1. Regenerate prisma/schema.prisma.
2. Run npx prisma migrate dev.
3. Regenerate NestJS entity modules, DTOs, controllers, and services.
4. Regenerate backend auth infrastructure:
   • AuthModule
   • guards
   • decorators
   • typed authenticated principal
   • typed config validation
   • CRUD RBAC decorations
5. Regenerate React Admin resources.
6. Regenerate frontend auth infrastructure:
   • src/config/env.ts
   • src/auth/keycloak.ts
   • src/auth/authProvider.ts
   • authenticated dataProvider.ts
   • App.tsx auth wiring
   • main.tsx init-before-render flow
7. Regenerate backend and frontend .env.example files so the auth env contract stays in sync.

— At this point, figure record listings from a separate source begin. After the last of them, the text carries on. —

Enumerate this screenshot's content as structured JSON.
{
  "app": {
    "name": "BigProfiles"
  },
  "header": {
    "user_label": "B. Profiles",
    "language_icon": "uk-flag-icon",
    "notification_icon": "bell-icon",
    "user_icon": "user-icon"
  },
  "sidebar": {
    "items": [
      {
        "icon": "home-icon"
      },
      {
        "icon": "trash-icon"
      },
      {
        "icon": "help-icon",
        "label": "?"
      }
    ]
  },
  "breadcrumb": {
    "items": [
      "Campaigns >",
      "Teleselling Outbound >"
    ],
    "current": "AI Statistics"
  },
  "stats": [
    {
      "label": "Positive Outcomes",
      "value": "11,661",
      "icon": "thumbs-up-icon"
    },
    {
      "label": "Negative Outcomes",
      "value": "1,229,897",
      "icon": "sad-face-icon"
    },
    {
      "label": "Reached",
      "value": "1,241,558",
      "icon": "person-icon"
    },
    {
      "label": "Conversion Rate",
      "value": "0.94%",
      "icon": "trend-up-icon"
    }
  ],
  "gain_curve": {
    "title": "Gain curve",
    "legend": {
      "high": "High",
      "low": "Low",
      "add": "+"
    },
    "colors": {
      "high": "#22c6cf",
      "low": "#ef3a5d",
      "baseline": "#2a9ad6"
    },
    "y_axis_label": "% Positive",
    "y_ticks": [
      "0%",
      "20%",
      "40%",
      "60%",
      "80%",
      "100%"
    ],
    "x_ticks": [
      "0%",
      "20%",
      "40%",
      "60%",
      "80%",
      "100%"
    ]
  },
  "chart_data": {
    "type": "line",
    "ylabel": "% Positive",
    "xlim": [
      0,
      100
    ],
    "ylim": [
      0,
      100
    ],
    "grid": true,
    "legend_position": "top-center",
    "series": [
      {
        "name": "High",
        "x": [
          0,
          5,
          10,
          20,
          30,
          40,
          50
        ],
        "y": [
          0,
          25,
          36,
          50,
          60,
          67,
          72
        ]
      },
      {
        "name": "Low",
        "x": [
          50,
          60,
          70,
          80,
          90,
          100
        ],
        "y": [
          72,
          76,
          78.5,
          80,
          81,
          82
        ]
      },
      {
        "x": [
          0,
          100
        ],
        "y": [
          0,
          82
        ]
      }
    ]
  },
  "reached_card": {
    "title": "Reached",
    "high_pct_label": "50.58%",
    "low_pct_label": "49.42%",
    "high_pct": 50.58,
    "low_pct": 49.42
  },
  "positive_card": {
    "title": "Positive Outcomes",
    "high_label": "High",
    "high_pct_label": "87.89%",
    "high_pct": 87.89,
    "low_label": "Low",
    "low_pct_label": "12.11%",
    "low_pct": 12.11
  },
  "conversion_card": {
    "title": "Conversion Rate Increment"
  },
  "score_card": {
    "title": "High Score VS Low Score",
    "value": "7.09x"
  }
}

8. Regenerate the root-level Keycloak realm import artifact. The repository default example filename is toir-realm.json, but the generator must allow a project-specific equivalent.
9. Re-run post-generation validation, including:
   • auth dependency checks
   • fail-fast env checks
   • /health public check
   • unauthenticated protected route -> 401
   • insufficient role -> 403
   • realm-template validation

Guardrails

• Regeneration must not strip auth back out of the project.
• Auth remains outside the DSL grammar, but it is part of the default generated runtime.
• If a DSL change affects entities or routes, the generator must re-apply the default CRUD RBAC rules automatically.
• If a DSL change affects runtime topology or naming, the generator must keep backend/frontend env examples, CORS rules, and the generated realm import artifact aligned with the generated app.